Марк Алданов - Чертов мост (сборник)
– Да у него не разберешь, – ответил, усмехаясь, Воронцов. – Это субъект не слишком откровенный: «язык, – говорит он, – дан человеку для того, чтобы скрывать мысли». По-видимому, епископ находит, что его час еще не пришел. На известный вопрос: «Que faire?», заданный госпожой Сталь, он ответил: «Attendre et dormir, si l’on peut…» [87] В сущности, его новая тактика заключается в отсутствии всякой тактики: ждать терпеливо, возможно меньше себя компрометируя, – вот и все… Кажется, он рассчитывает, что якобинцы сами перережут друг друга. Но может быть, я и ошибаюсь: кто знает, что думает в действительности епископ Отенский?.. Должен вам сказать, я изложил лишь в самых общих чертах эмигрантские идеи и течения. И среди сторонников новой тактики, и среди сторонников старой существует немало подразделений: взгляды Лалли-Тлендаля, идеи Малле дю Пана, – вообще у многих эмигрантов есть единственный верный секрет спасения Франции. Идейный разброд полный, поистине странное зрелище: все они переругались, перессорились, все друг друга в чем-то обвиняют, ненавидят друг друга едва ли не больше. чем якобинцев, и, разумеется, все выражают истинную волю Франции. А еще большой вопрос, есть ли у Франции в настоящее время истинная воля? – Я как-то сказал все это епископу Отенскому, – он засмеялся и назвал меня умным человеком… Теперь вдобавок, после поражения герцога Брауншвейгского, появилось еще новое эмигрантское течение. Оно призывает к возвращению во Францию и к совместной работе с якобинцами. Но об этих господах и говорить не стоит, – сказал с презрением Воронцов. – Я не люблю ни эмигрантов, ни якобинцев; но кающиеся эмигранты, как и кающиеся якобинцы (скоро появятся и такие), внушают мне совершенное отвращение… Вполне допускаю, что эти господа и подкуплены, – якобинцы тратят большие деньги на развращение эмиграции.
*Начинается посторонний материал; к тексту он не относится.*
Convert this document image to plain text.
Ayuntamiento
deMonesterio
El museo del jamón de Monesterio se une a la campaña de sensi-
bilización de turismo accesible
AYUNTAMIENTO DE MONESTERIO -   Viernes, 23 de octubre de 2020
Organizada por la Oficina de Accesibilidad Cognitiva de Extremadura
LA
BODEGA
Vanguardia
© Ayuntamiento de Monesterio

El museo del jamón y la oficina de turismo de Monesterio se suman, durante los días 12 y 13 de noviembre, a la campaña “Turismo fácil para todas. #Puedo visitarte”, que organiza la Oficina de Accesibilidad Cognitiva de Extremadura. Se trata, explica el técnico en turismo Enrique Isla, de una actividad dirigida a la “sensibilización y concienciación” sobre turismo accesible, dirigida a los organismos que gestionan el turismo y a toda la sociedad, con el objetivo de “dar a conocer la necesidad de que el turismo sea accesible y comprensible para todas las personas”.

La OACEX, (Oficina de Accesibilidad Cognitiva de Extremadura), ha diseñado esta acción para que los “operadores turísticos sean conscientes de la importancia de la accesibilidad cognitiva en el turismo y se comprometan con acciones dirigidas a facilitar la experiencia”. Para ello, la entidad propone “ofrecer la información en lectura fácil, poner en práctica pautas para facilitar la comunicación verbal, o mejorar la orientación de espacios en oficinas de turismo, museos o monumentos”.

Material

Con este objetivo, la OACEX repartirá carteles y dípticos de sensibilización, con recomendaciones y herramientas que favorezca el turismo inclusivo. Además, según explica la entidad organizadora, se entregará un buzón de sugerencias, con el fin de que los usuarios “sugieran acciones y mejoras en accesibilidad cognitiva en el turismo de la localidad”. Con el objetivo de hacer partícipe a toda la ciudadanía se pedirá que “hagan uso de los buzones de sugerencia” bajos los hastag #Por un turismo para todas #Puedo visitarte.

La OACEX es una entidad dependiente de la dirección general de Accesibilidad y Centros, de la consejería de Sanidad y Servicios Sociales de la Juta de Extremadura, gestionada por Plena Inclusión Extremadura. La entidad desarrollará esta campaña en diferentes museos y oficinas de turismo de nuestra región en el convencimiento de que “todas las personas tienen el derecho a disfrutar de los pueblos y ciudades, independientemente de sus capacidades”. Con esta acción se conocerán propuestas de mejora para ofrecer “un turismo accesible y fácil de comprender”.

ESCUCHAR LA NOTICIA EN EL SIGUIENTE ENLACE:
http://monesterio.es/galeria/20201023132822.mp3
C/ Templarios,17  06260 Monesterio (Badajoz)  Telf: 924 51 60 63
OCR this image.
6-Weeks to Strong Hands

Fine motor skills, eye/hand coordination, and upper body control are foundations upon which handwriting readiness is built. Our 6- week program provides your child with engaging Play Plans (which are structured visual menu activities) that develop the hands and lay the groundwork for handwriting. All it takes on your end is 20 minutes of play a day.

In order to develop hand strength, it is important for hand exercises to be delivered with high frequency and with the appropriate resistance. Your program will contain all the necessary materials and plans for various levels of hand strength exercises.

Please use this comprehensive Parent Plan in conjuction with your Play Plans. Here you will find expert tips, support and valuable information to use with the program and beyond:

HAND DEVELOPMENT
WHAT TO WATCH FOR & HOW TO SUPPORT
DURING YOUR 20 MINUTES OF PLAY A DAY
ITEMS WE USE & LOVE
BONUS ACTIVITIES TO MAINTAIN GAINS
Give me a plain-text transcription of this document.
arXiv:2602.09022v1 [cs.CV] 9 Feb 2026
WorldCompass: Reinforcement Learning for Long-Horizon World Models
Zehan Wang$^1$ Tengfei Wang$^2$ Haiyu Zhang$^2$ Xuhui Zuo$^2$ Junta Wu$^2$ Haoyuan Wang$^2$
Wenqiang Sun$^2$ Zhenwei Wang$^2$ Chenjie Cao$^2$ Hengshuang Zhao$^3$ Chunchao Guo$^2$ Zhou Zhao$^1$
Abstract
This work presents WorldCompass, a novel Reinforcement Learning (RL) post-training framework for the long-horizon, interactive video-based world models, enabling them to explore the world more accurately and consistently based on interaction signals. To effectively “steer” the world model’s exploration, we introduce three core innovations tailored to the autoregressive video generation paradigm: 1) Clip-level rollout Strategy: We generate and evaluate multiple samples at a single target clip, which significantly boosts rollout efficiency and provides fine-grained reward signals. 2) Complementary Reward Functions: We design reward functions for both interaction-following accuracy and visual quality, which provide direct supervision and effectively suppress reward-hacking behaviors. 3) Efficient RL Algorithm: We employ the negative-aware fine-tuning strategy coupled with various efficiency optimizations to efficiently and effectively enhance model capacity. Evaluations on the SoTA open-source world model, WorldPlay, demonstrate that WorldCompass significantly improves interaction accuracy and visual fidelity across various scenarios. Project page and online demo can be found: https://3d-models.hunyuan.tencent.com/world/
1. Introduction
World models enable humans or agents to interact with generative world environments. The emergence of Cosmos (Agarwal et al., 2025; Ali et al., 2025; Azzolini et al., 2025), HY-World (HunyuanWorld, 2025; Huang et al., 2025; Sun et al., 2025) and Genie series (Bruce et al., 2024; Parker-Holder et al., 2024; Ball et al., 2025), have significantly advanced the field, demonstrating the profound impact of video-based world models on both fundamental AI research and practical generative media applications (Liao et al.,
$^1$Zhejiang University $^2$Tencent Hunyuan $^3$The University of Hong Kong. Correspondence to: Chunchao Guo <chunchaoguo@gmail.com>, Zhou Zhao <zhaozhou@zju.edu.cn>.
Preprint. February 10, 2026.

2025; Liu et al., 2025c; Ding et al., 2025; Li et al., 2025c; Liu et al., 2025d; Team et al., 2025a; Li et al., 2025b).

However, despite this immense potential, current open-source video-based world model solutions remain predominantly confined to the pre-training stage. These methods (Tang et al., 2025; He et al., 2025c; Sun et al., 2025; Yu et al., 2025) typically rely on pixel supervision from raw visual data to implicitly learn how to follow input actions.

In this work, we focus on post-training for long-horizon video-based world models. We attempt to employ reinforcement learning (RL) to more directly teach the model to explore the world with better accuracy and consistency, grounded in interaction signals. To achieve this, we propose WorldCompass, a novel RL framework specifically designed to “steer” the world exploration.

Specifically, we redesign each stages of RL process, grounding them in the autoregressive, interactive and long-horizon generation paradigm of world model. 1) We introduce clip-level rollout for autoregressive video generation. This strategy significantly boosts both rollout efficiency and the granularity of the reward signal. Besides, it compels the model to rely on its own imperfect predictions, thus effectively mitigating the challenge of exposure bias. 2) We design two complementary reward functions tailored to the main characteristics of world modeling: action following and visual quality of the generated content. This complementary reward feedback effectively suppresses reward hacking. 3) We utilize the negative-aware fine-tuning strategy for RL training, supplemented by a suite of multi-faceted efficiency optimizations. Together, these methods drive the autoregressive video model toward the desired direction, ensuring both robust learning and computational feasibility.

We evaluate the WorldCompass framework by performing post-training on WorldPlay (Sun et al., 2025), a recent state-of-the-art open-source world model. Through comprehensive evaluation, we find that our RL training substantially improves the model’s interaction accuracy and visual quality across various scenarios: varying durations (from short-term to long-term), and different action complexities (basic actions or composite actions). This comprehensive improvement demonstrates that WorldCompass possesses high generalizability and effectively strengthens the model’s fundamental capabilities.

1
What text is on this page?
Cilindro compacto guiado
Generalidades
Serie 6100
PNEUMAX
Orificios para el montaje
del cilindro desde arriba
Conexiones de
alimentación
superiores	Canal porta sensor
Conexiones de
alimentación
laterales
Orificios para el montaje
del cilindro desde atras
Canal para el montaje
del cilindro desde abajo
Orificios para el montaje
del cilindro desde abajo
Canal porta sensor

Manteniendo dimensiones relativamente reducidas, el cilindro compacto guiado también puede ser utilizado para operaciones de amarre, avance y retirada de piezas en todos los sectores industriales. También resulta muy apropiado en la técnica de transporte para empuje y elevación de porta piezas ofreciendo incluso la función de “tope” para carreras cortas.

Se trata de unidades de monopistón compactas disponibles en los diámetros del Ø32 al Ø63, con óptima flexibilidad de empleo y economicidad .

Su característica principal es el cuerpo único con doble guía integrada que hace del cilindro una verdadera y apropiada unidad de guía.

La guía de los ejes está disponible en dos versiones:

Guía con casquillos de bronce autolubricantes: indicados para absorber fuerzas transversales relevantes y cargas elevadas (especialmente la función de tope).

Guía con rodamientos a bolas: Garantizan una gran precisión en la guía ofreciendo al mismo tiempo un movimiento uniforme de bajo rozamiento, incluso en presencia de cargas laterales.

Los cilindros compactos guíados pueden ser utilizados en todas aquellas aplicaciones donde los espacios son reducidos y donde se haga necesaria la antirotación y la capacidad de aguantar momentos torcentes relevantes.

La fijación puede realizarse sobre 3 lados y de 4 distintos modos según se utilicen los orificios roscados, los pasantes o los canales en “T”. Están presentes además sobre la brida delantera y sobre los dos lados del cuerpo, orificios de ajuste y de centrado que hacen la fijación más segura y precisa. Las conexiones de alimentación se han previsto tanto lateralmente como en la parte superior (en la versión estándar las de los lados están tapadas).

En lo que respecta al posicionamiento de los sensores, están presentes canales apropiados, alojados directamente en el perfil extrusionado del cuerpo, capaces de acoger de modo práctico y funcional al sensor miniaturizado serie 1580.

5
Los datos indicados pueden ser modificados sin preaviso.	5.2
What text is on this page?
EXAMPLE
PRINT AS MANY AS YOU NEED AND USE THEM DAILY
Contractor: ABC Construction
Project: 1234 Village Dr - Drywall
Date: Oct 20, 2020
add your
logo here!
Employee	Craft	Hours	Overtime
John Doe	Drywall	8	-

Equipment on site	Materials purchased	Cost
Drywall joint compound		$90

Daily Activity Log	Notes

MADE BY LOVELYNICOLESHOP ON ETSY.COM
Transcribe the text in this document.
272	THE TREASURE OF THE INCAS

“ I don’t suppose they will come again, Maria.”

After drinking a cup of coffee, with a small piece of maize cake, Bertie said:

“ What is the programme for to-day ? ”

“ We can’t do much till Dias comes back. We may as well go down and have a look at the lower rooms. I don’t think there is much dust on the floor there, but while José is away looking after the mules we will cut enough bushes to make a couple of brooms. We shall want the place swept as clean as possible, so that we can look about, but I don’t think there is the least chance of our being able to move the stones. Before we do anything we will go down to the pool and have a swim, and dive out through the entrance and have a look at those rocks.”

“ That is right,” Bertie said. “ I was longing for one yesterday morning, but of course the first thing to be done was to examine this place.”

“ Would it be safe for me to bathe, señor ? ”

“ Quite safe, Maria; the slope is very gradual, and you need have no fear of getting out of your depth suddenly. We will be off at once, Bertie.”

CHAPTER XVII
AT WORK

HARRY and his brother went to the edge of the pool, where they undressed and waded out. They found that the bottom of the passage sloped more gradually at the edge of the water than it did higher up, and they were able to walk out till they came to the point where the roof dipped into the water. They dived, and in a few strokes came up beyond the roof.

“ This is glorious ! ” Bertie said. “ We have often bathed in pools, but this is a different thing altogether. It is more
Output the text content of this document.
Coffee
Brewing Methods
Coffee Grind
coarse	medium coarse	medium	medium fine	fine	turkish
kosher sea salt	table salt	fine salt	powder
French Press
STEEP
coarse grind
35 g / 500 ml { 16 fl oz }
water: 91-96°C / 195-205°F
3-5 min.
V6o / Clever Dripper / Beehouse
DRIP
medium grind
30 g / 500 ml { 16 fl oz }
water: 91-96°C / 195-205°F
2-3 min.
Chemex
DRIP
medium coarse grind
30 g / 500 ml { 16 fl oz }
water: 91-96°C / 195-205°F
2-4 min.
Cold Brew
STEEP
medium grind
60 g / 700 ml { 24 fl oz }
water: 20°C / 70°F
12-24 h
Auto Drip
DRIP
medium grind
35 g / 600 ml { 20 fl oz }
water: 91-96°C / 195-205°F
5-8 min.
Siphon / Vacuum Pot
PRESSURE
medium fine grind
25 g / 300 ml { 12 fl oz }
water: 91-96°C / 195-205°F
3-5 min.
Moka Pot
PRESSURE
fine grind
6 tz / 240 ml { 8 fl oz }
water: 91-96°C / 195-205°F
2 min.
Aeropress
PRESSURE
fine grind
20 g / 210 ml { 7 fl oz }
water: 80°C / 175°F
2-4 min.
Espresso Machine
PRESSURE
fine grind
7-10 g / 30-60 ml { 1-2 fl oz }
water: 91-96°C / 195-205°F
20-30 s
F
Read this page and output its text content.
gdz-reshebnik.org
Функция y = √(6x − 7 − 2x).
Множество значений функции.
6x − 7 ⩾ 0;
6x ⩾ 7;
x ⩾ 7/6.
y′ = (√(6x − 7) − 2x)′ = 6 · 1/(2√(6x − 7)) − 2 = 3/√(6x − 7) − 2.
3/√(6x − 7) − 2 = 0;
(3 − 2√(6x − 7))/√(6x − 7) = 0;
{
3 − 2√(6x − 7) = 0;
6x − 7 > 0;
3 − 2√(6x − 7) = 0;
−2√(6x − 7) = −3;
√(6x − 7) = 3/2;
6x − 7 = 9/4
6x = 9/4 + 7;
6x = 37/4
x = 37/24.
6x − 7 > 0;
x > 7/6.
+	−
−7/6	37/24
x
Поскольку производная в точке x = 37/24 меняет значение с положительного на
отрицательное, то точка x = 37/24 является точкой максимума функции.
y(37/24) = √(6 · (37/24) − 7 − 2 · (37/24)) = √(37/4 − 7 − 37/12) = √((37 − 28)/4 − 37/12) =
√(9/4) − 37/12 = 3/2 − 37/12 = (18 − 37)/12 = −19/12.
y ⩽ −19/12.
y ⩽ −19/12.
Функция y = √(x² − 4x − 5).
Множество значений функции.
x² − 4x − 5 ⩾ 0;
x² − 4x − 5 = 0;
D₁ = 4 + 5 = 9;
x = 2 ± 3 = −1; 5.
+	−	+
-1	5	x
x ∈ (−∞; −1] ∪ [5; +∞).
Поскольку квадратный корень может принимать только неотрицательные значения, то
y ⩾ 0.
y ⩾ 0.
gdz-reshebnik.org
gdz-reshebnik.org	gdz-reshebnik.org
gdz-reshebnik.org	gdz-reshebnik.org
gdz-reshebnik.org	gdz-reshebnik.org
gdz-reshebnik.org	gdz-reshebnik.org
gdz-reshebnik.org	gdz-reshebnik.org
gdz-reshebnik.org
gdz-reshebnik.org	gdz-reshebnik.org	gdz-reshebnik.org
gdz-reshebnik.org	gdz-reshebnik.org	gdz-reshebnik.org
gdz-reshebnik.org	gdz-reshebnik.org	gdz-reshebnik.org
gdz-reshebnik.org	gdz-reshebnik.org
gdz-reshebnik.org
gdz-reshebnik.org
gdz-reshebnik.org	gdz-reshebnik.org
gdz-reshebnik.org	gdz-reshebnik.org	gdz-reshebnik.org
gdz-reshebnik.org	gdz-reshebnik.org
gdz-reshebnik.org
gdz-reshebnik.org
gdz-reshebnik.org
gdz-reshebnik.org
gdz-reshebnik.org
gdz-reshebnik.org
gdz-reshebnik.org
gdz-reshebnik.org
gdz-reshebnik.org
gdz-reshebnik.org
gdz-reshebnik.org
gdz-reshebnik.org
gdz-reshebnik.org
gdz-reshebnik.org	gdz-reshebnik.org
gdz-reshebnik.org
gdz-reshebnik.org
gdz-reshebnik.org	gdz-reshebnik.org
– Какой же ваш собственный взгляд на положение вещей во Франции? – спросил Штааль, мысленно составляя план блестящего доклада императрице.
– У меня нет определенного мнения, – ответил нехотя Воронцов. – Скорее всего, прав епископ Отенский: надо ждать, ничего другого не остается. Только мне, русскому, легко так рассуждать. А он – француз; у него в Париже режут друзей и родных… Вот тут и говори: «Attendre et dormir». У этого умнейшего человека течет в жилах не кровь, а холодная вода… Во всяком случае, я не очень стою за нашу интервенцию: нам во французские дела вмешиваться не следовало бы… Сами никогда не просили и не будем просить о чужом вмешательстве, ну и в чужие дела вы тоже не должны соваться. Я так и пишу императрице… Любопытно, что в вопросе об интервенции эмигранты возлагают теперь большие надежды на Англию, – но вместе с тем не верят ей ни на грош. Граф Водрейль прямо утверждает, что Англии выгодна французская революция и что Питт умышленно поддерживает якобинский развал. Это довольно распространенное мнение верно лишь отчасти: разумеется, Питт чрезвычайно хотел бы надолго и прочно ослабить Францию; но, с другой стороны, он сильно побаивается якобинской заразы. Надо вам сказать, что английское общество до войны очень благосклонно относилось к французской революции, несмотря на огромное впечатление, произведенное книгой Берка «Reflexions on the Revolution in France» [88] . Ни о какой войне с Францией не могло быть речи, вы еще и теперь найдете на заборах старые плакаты: «No war with French!» [89] Однако после казни короля настроение англичан сильно изменилось; боязнь заразы теперь очень сильна. Сам Питт ничего умного пока не придумал.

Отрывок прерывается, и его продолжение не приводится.